Mezarlık poliçeleri !
Sigorta sektörü ülkemizde gelişime açık bir sektör. Yabancı dev şirketlerin Türkiye sigorta pazarına ilgisi devam ediyor. Sigorta sektörünün önündeki en büyük engelin de fiyat rekabeti olduğu biliniyor. Bireysel sigortalar ne yazık ki zorunlu sigortalar dışında çok da hızlı bir ilerleme gösteremiyor. Kurumsal sigortalarda yani ağırlıklı sektörün ender kar ettiği yangın sigortalarında bile gerileme yavaşlasa da sürüyor. 2010 yılının başındaki rakamlara bakıldığında birçok sigorta şirketinin zararda olduğunu görmüştük. Sektör yöneticilerine sorduğumuzda bunun Hazine tarafından yürürlüğe konan ayrılması gereken karşilik tutarları neticesinde gerçekleştiğini belirtiyorlardı. Bir de buna 2009'daki krizin etkisini katarsak 2010 yılının zor geçeceğini tüm sektör tahmin edebiliyordu.
"Ah şu karşılıklar"
Kar edebilenlerin ise ayrılacak karşılıklara karşı önce pozisyon alan şirketlerin olduğu konuşuluyordu. Fakat bu şirketlerin bile bu kredilerini 2010 yılındaki amansız fiyat rekabeti sırasında tükettiği de vurgulanıyor. Şimdi birçok şirket 2010 yılını zarar ile kapatmamak için büyük çaba gösteriyor. Kimi şirketlerin genel müdürleri sermayedarlarının sırtını sıvazlayıp "hadi biraz daha para koyalım" derken bazı şirketler de atıl gayrimenkullerini satışa çıkararak gelen para ile pozisyon belirlemeye çalışıyorlar.
"TOP 5"- "TOP 10"
2010 yılının sigorta şirketleri arasında büyük zararların yazıldığı bir sene olmayacağını umut ediyorum. Fakat bu zarardan ziyade son ikibuçuk ay olması sebebi ile ilk 10 şirket arasındaki sıralama rekabeti çok daha çetin geçecek diye düşünüyorum. İlk 5 rekabeti içerisinde geride kalmış görünen şirketlerin son iki ayda atağa geçmeyi planladığına tanık oluyorum. Bu iki ayda sigorta şirketlerinin rekabeti malum. Geçtiğimiz senelerde bir üst sıraya geçebilmek için şirketlerin "Mezarlık poliçesi" denilen uygulamalara başvurdukları biliniyor. Vadesi gelmemiş poliçeleri önceden yenileyip bu yılın rakamlarına eklendiğini duyuyorduk.
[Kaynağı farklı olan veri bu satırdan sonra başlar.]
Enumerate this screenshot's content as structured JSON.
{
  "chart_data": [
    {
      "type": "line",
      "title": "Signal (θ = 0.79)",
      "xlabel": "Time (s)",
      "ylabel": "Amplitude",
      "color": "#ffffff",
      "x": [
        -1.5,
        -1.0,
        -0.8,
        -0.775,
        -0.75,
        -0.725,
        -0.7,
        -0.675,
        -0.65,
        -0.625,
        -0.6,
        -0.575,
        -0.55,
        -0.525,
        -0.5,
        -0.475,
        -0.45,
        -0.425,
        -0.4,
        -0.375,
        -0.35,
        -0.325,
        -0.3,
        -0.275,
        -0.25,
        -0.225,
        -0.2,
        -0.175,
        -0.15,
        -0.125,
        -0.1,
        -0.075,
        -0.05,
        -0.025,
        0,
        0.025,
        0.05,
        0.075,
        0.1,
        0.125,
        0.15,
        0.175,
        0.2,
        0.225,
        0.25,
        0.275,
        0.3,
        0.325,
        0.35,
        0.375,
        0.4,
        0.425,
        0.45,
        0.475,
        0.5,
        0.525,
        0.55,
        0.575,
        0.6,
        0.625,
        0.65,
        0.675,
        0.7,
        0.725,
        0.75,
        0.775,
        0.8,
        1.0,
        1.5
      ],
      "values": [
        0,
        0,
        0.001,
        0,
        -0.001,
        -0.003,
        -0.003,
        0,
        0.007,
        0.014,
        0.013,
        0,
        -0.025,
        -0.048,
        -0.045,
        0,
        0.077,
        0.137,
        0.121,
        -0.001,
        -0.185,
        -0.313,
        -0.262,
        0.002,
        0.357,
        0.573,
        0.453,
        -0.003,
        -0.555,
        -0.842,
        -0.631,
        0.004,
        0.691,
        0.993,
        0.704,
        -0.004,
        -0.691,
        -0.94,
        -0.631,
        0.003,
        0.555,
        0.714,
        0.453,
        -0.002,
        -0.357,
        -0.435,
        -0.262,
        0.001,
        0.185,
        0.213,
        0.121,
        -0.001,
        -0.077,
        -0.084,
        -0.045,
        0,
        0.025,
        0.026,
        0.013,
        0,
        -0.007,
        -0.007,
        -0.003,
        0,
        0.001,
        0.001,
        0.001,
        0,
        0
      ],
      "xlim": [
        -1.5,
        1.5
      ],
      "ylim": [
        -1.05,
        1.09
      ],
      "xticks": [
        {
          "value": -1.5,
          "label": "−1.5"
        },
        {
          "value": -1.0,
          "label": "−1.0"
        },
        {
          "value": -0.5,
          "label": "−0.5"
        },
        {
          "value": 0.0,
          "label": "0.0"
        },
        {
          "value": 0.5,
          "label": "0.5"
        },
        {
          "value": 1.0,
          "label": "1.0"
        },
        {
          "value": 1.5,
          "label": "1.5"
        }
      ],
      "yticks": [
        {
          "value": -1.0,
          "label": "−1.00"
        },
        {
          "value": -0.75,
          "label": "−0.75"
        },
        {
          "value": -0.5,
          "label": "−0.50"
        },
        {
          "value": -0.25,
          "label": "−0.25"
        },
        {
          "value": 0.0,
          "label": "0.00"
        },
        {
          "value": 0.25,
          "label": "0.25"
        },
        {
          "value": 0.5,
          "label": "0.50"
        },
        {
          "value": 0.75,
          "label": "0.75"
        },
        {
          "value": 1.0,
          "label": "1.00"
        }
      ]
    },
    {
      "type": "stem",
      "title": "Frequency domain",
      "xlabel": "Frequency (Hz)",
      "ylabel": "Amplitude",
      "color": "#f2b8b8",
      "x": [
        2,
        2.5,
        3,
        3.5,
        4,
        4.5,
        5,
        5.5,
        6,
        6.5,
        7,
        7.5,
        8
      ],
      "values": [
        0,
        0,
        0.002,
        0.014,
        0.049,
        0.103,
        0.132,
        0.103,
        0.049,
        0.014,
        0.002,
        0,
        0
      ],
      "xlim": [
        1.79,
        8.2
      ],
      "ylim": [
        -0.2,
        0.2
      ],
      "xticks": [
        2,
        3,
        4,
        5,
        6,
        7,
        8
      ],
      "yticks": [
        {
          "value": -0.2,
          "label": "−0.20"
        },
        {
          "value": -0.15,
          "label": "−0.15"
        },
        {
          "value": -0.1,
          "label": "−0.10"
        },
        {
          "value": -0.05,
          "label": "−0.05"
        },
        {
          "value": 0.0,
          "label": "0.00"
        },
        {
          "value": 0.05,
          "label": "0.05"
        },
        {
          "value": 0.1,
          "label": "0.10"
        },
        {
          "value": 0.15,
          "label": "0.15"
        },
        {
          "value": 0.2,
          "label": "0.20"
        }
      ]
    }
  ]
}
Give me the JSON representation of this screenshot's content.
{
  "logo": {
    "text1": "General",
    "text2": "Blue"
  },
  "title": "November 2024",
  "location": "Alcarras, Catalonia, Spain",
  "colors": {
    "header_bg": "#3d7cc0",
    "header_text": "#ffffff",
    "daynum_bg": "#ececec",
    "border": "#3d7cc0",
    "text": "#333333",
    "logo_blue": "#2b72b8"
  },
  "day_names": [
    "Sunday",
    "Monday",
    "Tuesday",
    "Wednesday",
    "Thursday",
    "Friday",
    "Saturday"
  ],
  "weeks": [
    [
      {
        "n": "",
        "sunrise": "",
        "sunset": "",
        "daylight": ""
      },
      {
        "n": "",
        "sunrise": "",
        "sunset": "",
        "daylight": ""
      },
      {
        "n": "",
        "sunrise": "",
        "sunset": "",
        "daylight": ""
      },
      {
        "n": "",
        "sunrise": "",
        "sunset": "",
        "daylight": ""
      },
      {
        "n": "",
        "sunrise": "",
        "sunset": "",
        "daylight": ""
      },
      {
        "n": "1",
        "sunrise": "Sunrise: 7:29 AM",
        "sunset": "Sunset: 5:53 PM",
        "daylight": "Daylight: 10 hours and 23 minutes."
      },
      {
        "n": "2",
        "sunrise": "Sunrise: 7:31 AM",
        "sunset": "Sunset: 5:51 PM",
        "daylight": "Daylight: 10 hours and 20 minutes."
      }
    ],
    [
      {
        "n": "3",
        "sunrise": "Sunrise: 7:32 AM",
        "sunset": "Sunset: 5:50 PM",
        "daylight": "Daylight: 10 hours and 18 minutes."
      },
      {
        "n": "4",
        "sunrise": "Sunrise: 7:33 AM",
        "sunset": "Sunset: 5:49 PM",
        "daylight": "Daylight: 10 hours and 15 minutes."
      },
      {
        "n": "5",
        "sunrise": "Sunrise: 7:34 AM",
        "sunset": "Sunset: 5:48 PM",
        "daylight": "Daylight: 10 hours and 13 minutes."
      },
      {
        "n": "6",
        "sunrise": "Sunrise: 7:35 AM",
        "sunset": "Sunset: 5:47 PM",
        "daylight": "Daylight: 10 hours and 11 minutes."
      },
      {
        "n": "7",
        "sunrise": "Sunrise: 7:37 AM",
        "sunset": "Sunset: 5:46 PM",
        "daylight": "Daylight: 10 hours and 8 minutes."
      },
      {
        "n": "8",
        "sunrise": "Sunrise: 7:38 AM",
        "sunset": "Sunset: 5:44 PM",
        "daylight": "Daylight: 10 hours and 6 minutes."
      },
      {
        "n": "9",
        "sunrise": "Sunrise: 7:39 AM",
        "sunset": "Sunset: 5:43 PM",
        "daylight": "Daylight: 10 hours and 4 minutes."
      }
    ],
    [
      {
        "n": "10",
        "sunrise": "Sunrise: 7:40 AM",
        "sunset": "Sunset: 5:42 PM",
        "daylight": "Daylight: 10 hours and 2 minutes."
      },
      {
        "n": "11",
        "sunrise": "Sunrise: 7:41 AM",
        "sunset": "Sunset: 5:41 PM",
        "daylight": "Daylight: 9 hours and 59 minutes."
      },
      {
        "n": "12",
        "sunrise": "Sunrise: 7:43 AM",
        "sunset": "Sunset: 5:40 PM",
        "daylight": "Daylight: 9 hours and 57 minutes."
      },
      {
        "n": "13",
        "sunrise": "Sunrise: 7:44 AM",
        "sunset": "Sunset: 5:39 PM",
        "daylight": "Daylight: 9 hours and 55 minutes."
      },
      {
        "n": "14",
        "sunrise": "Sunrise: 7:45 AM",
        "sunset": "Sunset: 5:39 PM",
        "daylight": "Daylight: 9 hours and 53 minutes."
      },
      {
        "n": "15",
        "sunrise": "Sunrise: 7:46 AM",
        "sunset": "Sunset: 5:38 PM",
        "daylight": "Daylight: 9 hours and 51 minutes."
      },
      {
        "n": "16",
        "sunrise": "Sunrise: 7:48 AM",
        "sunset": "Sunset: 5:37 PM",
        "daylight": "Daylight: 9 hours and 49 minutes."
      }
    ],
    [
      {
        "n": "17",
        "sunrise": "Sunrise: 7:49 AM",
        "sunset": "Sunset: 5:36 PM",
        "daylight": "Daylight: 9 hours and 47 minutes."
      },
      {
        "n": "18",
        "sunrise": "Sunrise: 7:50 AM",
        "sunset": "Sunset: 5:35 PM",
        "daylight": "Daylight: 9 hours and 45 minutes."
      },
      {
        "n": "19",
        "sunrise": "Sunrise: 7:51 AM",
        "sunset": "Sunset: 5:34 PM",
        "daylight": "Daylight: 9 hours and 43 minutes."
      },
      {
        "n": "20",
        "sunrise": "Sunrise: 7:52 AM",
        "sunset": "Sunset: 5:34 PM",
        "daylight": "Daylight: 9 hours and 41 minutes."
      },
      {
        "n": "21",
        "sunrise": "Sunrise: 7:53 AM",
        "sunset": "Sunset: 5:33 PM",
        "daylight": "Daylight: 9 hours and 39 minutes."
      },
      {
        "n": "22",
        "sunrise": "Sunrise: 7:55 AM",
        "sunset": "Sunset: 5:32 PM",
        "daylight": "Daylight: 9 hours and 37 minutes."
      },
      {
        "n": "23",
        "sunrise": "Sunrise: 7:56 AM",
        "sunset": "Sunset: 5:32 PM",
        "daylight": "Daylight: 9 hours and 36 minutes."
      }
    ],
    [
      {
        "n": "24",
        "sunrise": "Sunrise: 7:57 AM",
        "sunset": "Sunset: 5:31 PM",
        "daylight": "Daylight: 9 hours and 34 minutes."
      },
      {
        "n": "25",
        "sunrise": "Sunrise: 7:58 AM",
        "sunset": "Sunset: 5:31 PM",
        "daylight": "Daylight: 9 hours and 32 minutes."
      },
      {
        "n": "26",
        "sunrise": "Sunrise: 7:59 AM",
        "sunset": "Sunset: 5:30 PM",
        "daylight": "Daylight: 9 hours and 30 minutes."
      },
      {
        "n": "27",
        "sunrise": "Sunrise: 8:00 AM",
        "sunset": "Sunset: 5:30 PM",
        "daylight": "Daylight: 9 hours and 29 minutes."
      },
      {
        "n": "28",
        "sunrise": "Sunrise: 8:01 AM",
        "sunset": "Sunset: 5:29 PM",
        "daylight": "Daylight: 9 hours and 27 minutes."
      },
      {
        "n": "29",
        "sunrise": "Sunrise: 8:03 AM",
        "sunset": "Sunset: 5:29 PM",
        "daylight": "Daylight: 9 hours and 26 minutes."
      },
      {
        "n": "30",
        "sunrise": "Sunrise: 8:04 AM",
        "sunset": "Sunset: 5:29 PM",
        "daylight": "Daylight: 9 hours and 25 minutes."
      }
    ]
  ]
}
Tüketici hep indirim isteyecek
Geçenlerde Dubai Group Sigorta'nın acenteler toplantısında Genel Müdür Çetin Alanya "115 bin TL'lik aracın 600 TL'ye sigortalandığını duyuyoruz" demişti. Bu son iki ay rekabetinde kimbilir neler olacak ? Bu fiyat rekabeti tüketiciler tarafından olumlu algılanabilir ama bu süreç böyle devam etmediğinde bunun bir beklenti haline dönüşmesi de sektörün önündeki en büyük tehlike olduğunu düşünüyorum. Bir sigortalı düşünün her yıl poliçesinin fiyatı artacağına düşüyor. Şirket değiştiriyor, çalıştığı şirketi başka bir yere kaçmasın diye fiyat indiriyor ama sonuçta cebinden çıkan para azalıyor. Fakat risk artarak sürüyor. Şimdilik alan da satan da memnun görünüyor ama bu sürecin tersine çevrilmesi her geçen gün de zorlaşıyor.
Acenteler dertli
Bu arada Hazine Müsteşarlığı 08.10.2010 tarih ve 2010/33 sayılı Sektör Duyurusuna istinaden, Karayolları Motorlu Araçlar Zorunlu Mali Sorumluluk Sigortası (Trafik) poliçe iptallerine bir düzenleme getirdi. 1 Kasım 2010 itibari ile isteğe bağlı iptal veya mebdeinden iptal işlemi yapılması engellendi. Trafik poliçeleri sadece mükerreri olması veya araç işleten sıfatının sona ermesi durumunda iptal edilebilecek. Birçok acente dostum bana mail göndererek bu uygulamanın saçma olduğunu ve acenteleri zor duruma sokacağını belirttiler. Umarım bunda bir orta yol bulunur.